Objective—Since the publication of the large trials on streptokinase and aspirin improving mortality related to an acute ST‐elevation myocardial infarction (STEMI) there has been numerous studies on improving treatment results with new fibrinolytics, adjuvant heparin therapy and primary percutaneous intervention (PCI). The aim of the present overview is, in a historic perspective, to link some of the pathophysiology of mechanisms related to plaque rupture and following thrombosis to the effects of drug combinations and PCI observed in major clinical trials conducted in patients with STEMI.

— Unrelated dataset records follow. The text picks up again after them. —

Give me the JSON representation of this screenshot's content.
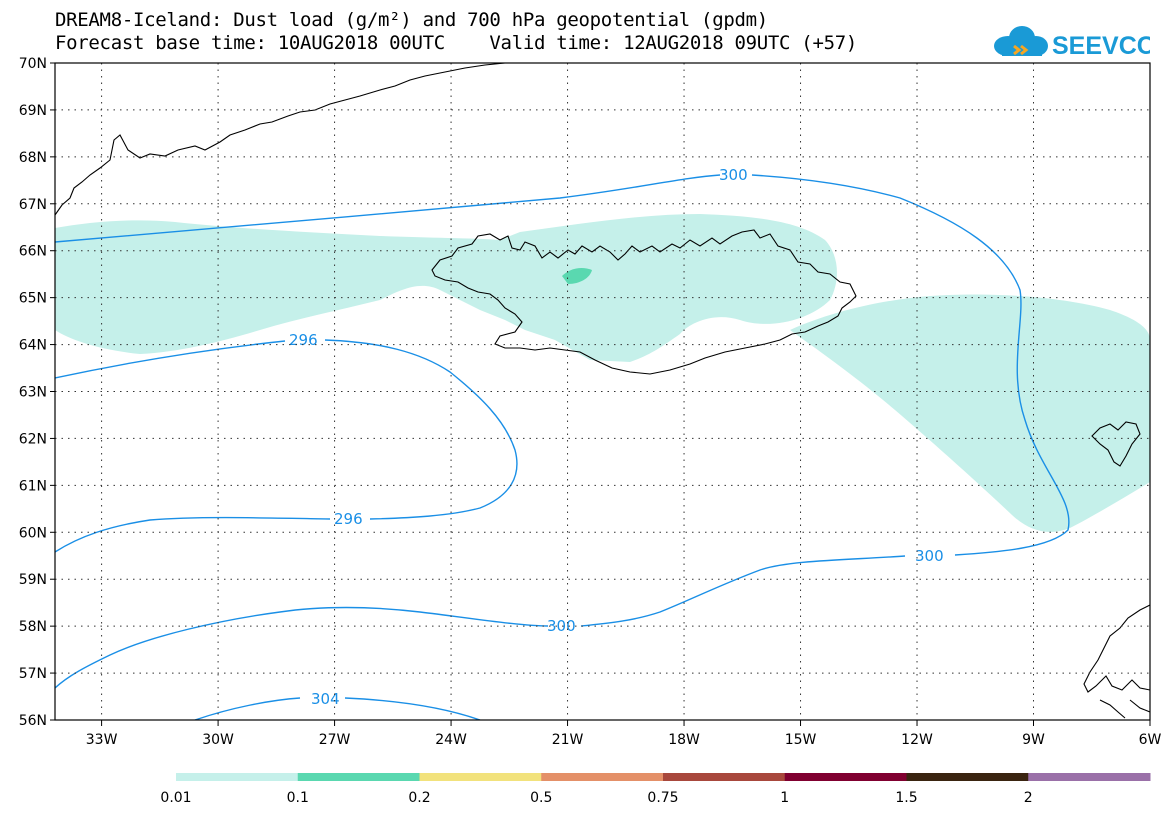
{
  "header": {
    "title_line1": "DREAM8-Iceland: Dust load (g/m²) and 700 hPa geopotential (gpdm)",
    "title_line2": "Forecast base time: 10AUG2018 00UTC    Valid time: 12AUG2018 09UTC (+57)",
    "logo_text": "SEEVCCC"
  },
  "map": {
    "lat_labels": [
      "70N",
      "69N",
      "68N",
      "67N",
      "66N",
      "65N",
      "64N",
      "63N",
      "62N",
      "61N",
      "60N",
      "59N",
      "58N",
      "57N",
      "56N"
    ],
    "lon_labels": [
      "33W",
      "30W",
      "27W",
      "24W",
      "21W",
      "18W",
      "15W",
      "12W",
      "9W",
      "6W"
    ],
    "lat_range": [
      56,
      70
    ],
    "lon_range": [
      -34.2,
      -6
    ],
    "grid": true,
    "contours": [
      {
        "value": "300",
        "label": "300"
      },
      {
        "value": "296",
        "label": "296"
      },
      {
        "value": "304",
        "label": "304"
      }
    ],
    "dust_fill_color": "#c5f0ea",
    "dust_high_color": "#5ad8b0",
    "contour_color": "#1a8fe6"
  },
  "colorbar": {
    "labels": [
      "0.01",
      "0.1",
      "0.2",
      "0.5",
      "0.75",
      "1",
      "1.5",
      "2"
    ],
    "colors": [
      "#c5f0ea",
      "#5ad8b0",
      "#f2e27c",
      "#e49068",
      "#a8483c",
      "#800030",
      "#3a2410",
      "#9a70a8"
    ]
  }
}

Design—The overview comprises short analyses of the initial streptokinase trials (GISSI‐1 and ISIS‐2), the comparisons between streptokinase and tissue plasminogen activator (rt‐PA) and the role of adjuvant heparin treatment (GISSI‐2, ISIS‐3, GUSTO I). Also included is the comparison between the new bolus‐teplases and traditional, accelerated infusion of rt‐PA (GUSTO III and ASSENT‐2) and between unfractionated heparin (UFH) and low molecular weight heparin (LWMH) given in addition to tenecteplase (ASSENT‐3). The pathophysiology of the antiplatelet and antithrombin effects is described, in order to elucidate the treatment differences observed in the trials. In addition, the role of primary PCI is discussed in view of the results in a recent meta‐analysis of controlled comparisons with fibrinolytic therapy.

Results—Based upon these trials it seems that the optimal thrombolytic treatment is a combination of a bolus‐teplase (tenecteplae) and LMWH given on top of aspirin. Primary PCI may be the most optimal treatment, provided given early following STEMI (<1 h), but whether PCI is the best alternative for all patients with STEMI is still a matter of debate.

Conclusion—During the last 15 years the optimal antithrombotic treatment of STEMI has developed from a combination of streptokinase and aspirin to the new bolus‐teplases combined with LMWH and aspirin. The use of primary PCI may be a better alternative than fibrinolytic therapy, but such a statement needs confirmation in a large comparison between PCI and a quick infusion of modern fibrinolytic agents.